The PoSH Act does not extend to general workplace misconduct. Allegations of unfair treatment, intimidation, salary-related disputes, or wrongful termination can be serious, but they fall outside PoSH unless supported by a sexual context as defined under the Act.

What IC Members Should Keep in Mind?

For every IC member, understanding the distinction between general workplace harassment and sexual harassment under the PoSH Act is not merely a legal requirement, it is central to ensuring fair, consistent, and defensible decision-making. The clarity with which ICs interpret these boundaries directly shapes the credibility of an organisation’s redressal process.

Yet, this distinction does not give ICs or organisations the licence to turn away concerns that fall outside the strict definition of sexual harassment. When employees raise issues involving bullying, intimidation, discrimination, or other forms of misconduct, those concerns must still be acknowledged and addressed through appropriate internal mechanisms. Ignoring them weakens employee trust, diminishes psychological safety, and signals a failure of organisational responsibility.

This is why workplaces need a comprehensive and integrated compliance framework, one that does not treat PoSH in isolation but situates it within a broader system for addressing all forms of workplace misconduct. Such a framework must be accessible, transparent, and designed to support employees regardless of the nature of their concern.

Platforms like Conduct help organisations achieve this structure. They enable employees to report sexual harassment, general workplace harassment, Code of Conduct (CoC) violations, or even submit anonymous concerns without uncertainty about the appropriate channel. By ensuring that every report, statement, and interaction is time-stamped and non-editable, Conduct creates a defensible documentation trail that strengthens both fairness and accountability.
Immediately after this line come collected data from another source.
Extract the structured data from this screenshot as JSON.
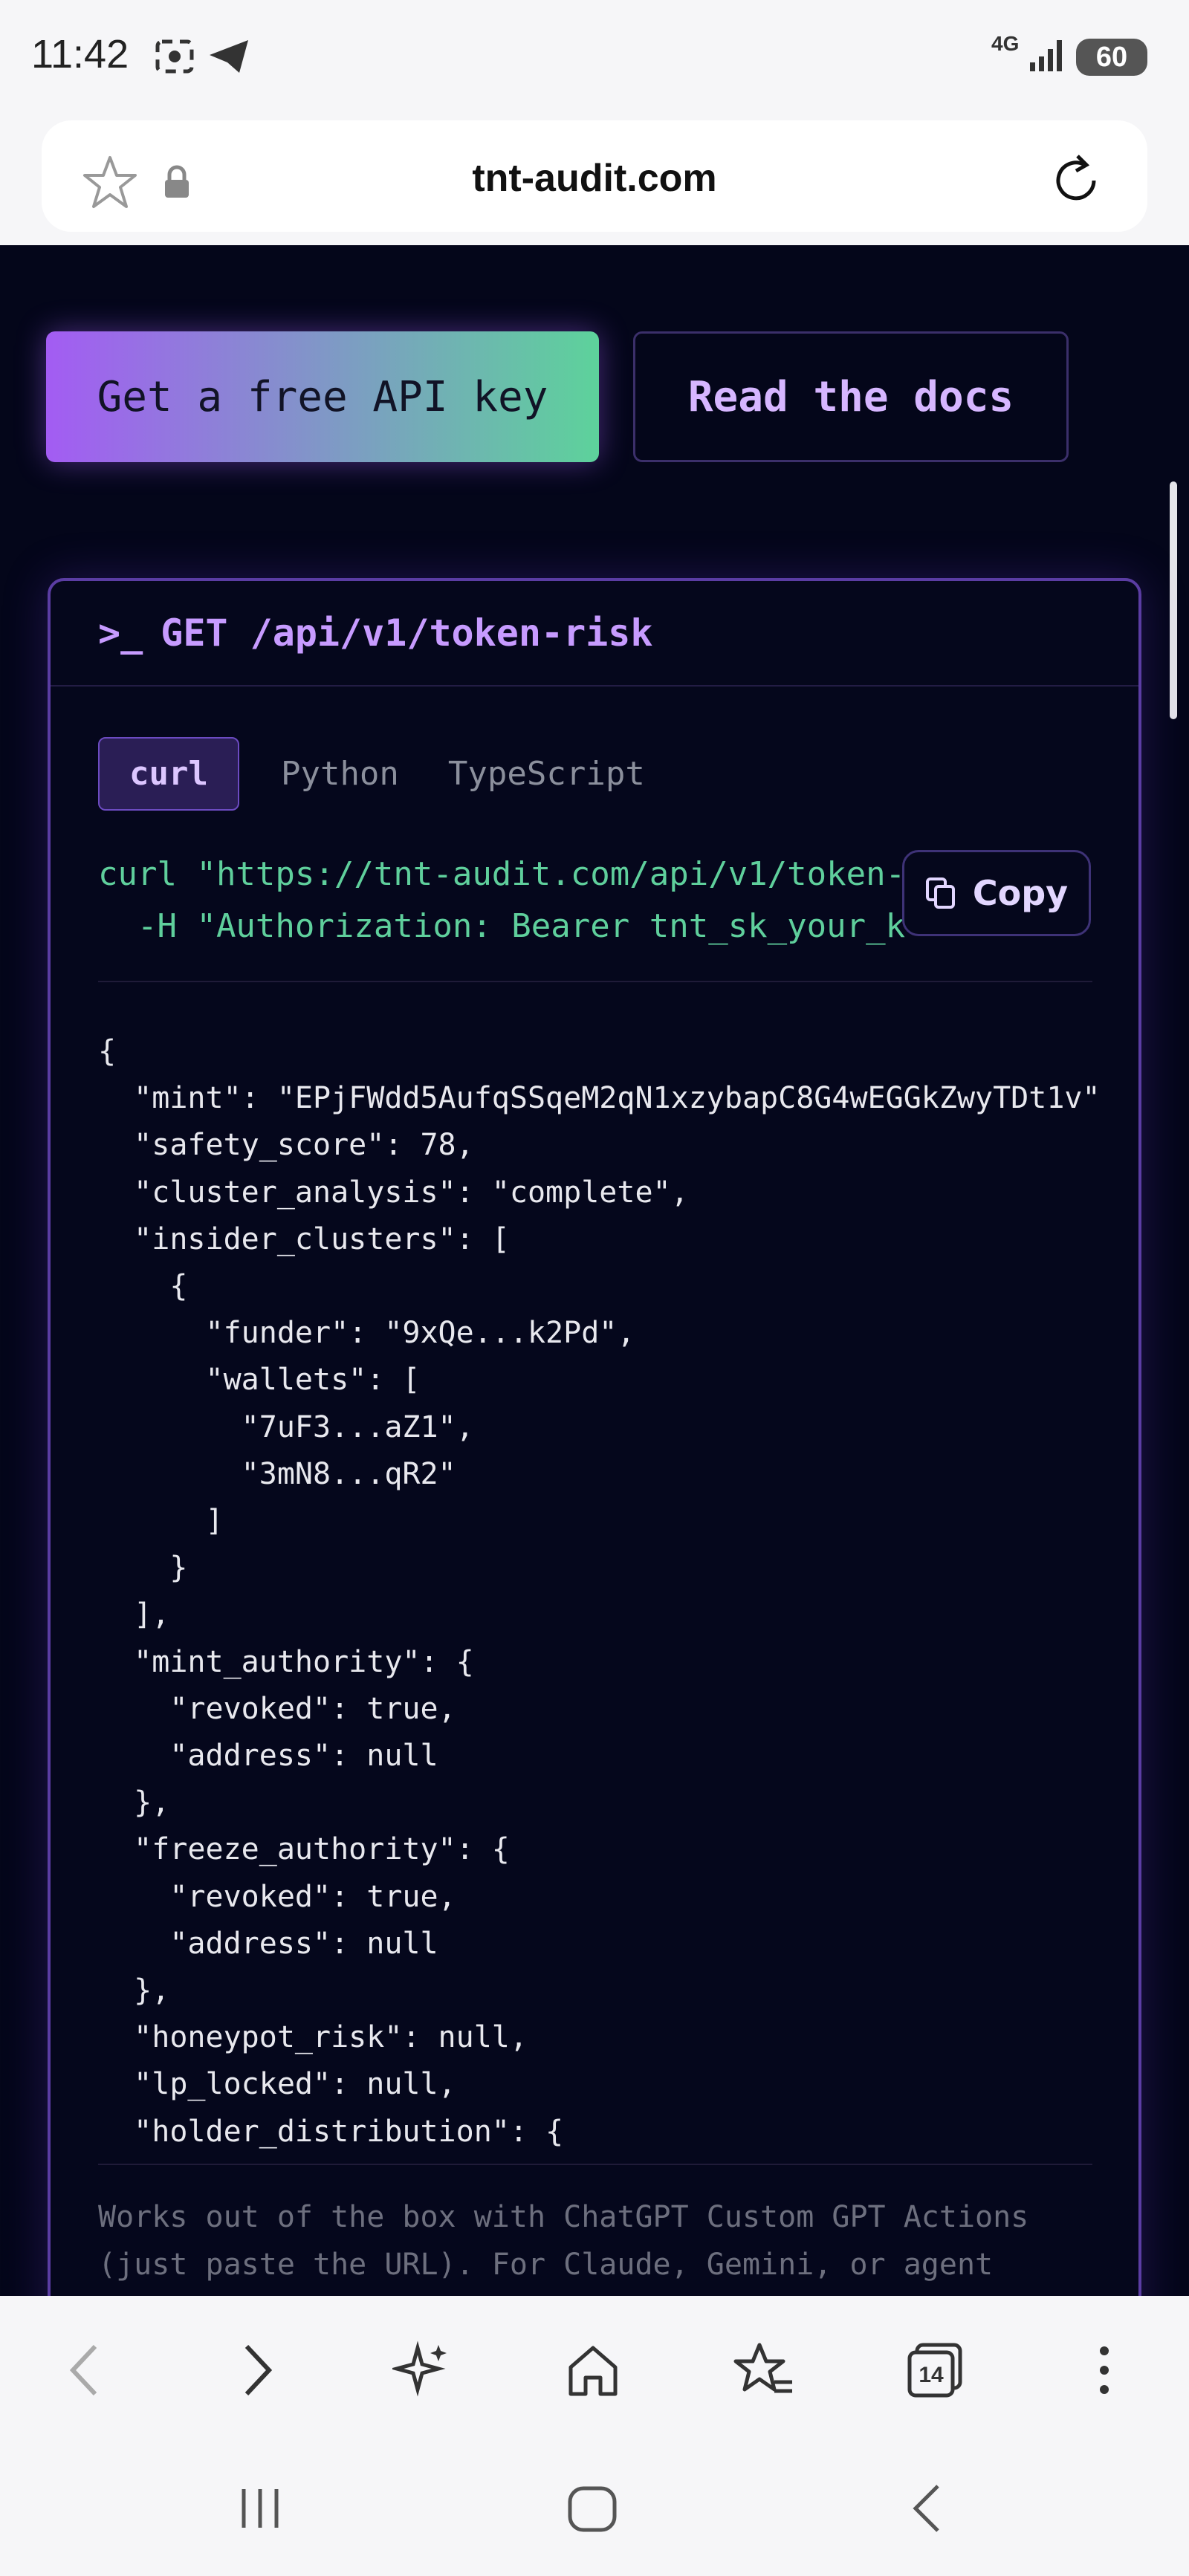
{
  "status_bar": {
    "time": "11:42",
    "network": "4G",
    "battery": "60"
  },
  "browser": {
    "url": "tnt-audit.com",
    "tab_count": "14"
  },
  "hero": {
    "primary_button": "Get a free API key",
    "secondary_button": "Read the docs"
  },
  "api_card": {
    "prompt": ">_",
    "endpoint": "GET /api/v1/token-risk",
    "tabs": [
      "curl",
      "Python",
      "TypeScript"
    ],
    "active_tab": "curl",
    "command_line1": "curl \"https://tnt-audit.com/api/v1/token-",
    "command_line2": "  -H \"Authorization: Bearer tnt_sk_your_k",
    "copy_label": "Copy",
    "response_lines": [
      "{",
      "  \"mint\": \"EPjFWdd5AufqSSqeM2qN1xzybapC8G4wEGGkZwyTDt1v\",",
      "  \"safety_score\": 78,",
      "  \"cluster_analysis\": \"complete\",",
      "  \"insider_clusters\": [",
      "    {",
      "      \"funder\": \"9xQe...k2Pd\",",
      "      \"wallets\": [",
      "        \"7uF3...aZ1\",",
      "        \"3mN8...qR2\"",
      "      ]",
      "    }",
      "  ],",
      "  \"mint_authority\": {",
      "    \"revoked\": true,",
      "    \"address\": null",
      "  },",
      "  \"freeze_authority\": {",
      "    \"revoked\": true,",
      "    \"address\": null",
      "  },",
      "  \"honeypot_risk\": null,",
      "  \"lp_locked\": null,",
      "  \"holder_distribution\": {"
    ],
    "footer_line1": "Works out of the box with ChatGPT Custom GPT Actions",
    "footer_line2": "(just paste the URL). For Claude, Gemini, or agent"
  },
  "colors": {
    "accent_purple": "#a35cf3",
    "accent_green": "#5dd29b",
    "code_green": "#5fcf9c",
    "background": "#04061a"
  }
}
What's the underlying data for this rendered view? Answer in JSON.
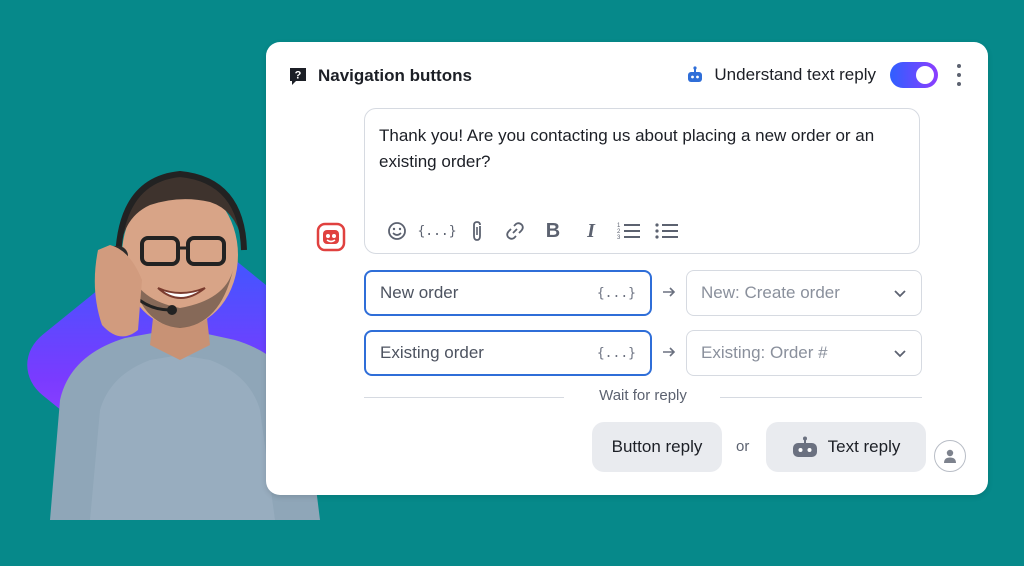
{
  "header": {
    "title": "Navigation buttons",
    "understand_label": "Understand text reply",
    "toggle_on": true
  },
  "message": {
    "text": "Thank you! Are you contacting us about placing a new order or an existing order?"
  },
  "toolbar": {
    "items": [
      "emoji-icon",
      "variable-icon",
      "attachment-icon",
      "link-icon",
      "bold-icon",
      "italic-icon",
      "numbered-list-icon",
      "bullet-list-icon"
    ],
    "variable_glyph": "{...}",
    "bold_glyph": "B",
    "italic_glyph": "I"
  },
  "buttons": [
    {
      "label": "New order",
      "var": "{...}",
      "target": "New: Create order"
    },
    {
      "label": "Existing order",
      "var": "{...}",
      "target": "Existing: Order #"
    }
  ],
  "wait_label": "Wait for reply",
  "replies": {
    "button_reply": "Button reply",
    "or": "or",
    "text_reply": "Text reply"
  },
  "colors": {
    "background": "#06898a",
    "accent_blue": "#2f6ed8",
    "toggle_gradient_start": "#2f5fff",
    "toggle_gradient_end": "#8c3dff",
    "bot_avatar": "#e0413f"
  }
}
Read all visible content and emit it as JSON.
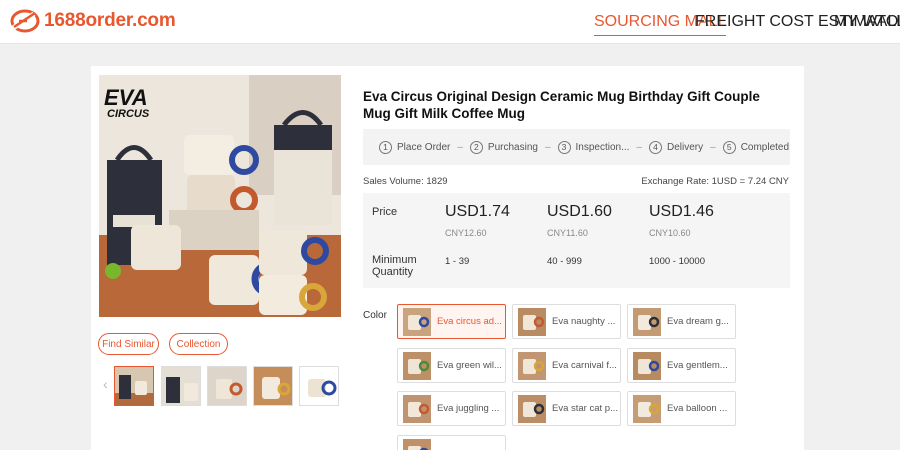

This is not simply a matter of adopting technology, it is a matter of building institutional trust. A clear, well-documented process protects all parties: the complainant, the respondent, and the IC itself. In organisations committed to safety and fairness, such systems are not optional; they are foundational.

Key takeaways

  • Every reported incident must be classified carefully to decide whether it falls under PoSH or general misconduct.
  • The IC cannot entertain a complaint that does not fall within the PoSH Act’s definition of sexual harassment.
  • Adopting a structured report-and-triage system ensures fairness, transparency, and stronger organisational trust.